AND STARS FOR THE 2ND ANNUAL JKTS AWARDS!
Review of the Saturday, May 5 evening performance at the Cort Theatre in New York City. Starring Linda Lavin, Dick Latessa, Michael Esper, and Kate Jennings Grant. A new play by Nicky Silver. Directed by Mark Brokaw. 2 hours, including one intermission. Adult language and situations.
Given its characters and content - a hateful, deceitful family brought together by the impending death of its patriarch - I'm surprised at how much I enjoyed The Lyons the new play by Nicky Silver which opened recently on Broadway. The very definition of "dark comedy," this show is a riot, with the laughs coming fast and furious. As funny as the play is, it is also full of vitriol and just plain nastiness. There isn't a likable person in the bunch, unless you enjoy the company of those who lie to each other as much as they lie to themselves. That they are named "the Lyons" is no mistake as they circle each other like caged, angry cats, claws and fangs at the ready to tear apart each other at the first sign of weakness.

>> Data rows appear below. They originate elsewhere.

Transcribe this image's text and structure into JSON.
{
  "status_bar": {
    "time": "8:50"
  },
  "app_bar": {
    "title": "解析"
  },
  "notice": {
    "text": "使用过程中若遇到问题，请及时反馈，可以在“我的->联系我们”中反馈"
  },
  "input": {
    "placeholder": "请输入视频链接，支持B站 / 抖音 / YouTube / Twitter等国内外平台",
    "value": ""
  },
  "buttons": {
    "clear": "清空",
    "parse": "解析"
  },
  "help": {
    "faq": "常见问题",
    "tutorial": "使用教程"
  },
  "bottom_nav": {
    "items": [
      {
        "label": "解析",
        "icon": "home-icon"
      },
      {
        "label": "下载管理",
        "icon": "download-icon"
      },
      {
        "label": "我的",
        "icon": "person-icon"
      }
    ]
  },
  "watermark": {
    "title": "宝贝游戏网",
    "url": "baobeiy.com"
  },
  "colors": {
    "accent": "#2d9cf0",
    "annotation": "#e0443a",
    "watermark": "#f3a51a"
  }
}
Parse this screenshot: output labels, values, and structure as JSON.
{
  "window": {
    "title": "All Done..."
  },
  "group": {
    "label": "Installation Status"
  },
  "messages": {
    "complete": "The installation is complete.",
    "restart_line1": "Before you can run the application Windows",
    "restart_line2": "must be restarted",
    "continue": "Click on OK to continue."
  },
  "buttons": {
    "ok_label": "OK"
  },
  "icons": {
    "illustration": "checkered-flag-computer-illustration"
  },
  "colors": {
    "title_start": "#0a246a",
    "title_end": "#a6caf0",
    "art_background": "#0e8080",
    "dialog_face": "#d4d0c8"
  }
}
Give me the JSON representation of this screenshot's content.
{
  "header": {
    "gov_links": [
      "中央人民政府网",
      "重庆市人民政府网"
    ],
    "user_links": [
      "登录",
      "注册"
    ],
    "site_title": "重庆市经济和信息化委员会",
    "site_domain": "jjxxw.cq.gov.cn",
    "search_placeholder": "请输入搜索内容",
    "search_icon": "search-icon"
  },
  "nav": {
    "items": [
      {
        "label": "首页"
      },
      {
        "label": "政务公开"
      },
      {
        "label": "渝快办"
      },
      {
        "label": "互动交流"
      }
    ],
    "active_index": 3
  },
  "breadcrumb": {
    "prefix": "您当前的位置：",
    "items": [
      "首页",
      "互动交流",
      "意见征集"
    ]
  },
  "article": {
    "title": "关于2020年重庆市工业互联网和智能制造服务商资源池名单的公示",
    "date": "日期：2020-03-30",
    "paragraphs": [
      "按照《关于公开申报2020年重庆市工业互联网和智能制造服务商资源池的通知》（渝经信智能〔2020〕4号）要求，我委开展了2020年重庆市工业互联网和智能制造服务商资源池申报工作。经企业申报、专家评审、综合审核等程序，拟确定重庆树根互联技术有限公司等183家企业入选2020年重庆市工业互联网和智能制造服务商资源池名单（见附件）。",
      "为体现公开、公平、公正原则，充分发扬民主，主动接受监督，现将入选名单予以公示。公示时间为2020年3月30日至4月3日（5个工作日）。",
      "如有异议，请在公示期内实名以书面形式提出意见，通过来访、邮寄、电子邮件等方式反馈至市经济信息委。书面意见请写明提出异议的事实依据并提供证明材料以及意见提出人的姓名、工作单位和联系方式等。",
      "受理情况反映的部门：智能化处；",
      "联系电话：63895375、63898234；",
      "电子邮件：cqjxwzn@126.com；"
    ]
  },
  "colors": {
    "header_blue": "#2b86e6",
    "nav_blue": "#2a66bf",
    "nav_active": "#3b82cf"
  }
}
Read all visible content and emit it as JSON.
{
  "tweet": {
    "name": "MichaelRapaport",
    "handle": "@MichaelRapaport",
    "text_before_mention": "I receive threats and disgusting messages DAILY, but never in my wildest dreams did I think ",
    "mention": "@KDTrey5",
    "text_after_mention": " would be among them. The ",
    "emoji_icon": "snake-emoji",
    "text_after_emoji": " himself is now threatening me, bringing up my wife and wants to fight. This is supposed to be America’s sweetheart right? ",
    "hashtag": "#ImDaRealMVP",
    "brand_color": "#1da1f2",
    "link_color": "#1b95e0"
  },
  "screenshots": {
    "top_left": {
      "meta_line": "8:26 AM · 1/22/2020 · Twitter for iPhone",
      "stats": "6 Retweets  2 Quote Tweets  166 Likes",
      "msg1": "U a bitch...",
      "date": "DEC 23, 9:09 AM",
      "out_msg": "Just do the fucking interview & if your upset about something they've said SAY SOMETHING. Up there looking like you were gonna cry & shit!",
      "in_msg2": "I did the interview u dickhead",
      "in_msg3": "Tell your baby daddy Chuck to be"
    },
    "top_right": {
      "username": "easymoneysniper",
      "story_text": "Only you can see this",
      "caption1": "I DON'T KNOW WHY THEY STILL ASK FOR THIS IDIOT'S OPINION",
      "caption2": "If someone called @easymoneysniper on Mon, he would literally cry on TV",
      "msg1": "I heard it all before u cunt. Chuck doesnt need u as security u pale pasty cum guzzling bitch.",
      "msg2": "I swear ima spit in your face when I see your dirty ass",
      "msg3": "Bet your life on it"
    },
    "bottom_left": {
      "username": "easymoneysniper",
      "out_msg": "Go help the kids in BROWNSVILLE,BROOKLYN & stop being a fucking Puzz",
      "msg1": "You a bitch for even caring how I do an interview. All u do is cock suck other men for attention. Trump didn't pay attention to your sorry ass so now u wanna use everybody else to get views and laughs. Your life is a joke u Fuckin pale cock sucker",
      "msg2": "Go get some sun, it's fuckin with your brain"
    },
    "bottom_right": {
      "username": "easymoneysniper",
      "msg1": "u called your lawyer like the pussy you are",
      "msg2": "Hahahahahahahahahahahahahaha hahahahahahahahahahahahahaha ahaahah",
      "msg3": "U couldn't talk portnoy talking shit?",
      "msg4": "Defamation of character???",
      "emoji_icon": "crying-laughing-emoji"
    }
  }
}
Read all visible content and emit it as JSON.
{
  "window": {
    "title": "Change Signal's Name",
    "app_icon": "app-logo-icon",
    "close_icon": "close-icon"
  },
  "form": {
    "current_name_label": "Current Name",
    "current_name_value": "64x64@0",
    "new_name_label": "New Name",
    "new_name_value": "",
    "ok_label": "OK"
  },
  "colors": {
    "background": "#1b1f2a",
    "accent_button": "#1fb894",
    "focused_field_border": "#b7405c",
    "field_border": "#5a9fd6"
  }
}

|Meet the Lyons family: Esper, Latessa, Lavin and Jennings Grant|
Mark Brokaw's direction is tight and fast-paced, with its slower moments carefully chosen. He has guided his cast carefully, helping each to navigate the tricky line between complete nastiness and giving just enough softness so that we might find these people at least compelling enough not to leave the theatre screaming in disgust. Both director and playwright fully understand that all the witty one-liners and biting arguments only really work if you can find some reason to be invested in the lives of these characters, even for a brief two hour stay. Still, there are a couple of times when the change in tone is so abrupt it is jarring, and nothing in act one really prepares you for act two. While those abrupt twists and turns are realistic in living your own life, it makes for some discomfort as you sit there witnessing it. That said, it is all worth it in the end. The top-notch acting makes it all worthwhile.
|Mr. Lyons and the nurse: Latessa and Pressley|
None of the characters are what they seem to be on the surface, which is all they allow each other to see. And each actor plays that duplicity to perfection, including the two supporting characters. Brenda Pressley plays a no nonsense nurse, whose years attending to the ill has hardened her to the point that she has no bedside manner left. She is sassy and yet, when she lets her guard down finally, you can see what she once was: a compassionate caregiver. In a small but pivotal role as a real estate agent, Gregory Woodell has a relatively complex character to portray in a brief scene in act two. His character's duplicity is multifaceted: a real estate agent who is really an actor who plays straight for professional reasons, and is unwittingly part of a deep secret. That secret, revealed in a pretty surprising way, results in an even more surprising turning point for one of the Lyons, and a delicious "a ha" moment for the audience. Woodell plays it all smoothly and with brutish physicality.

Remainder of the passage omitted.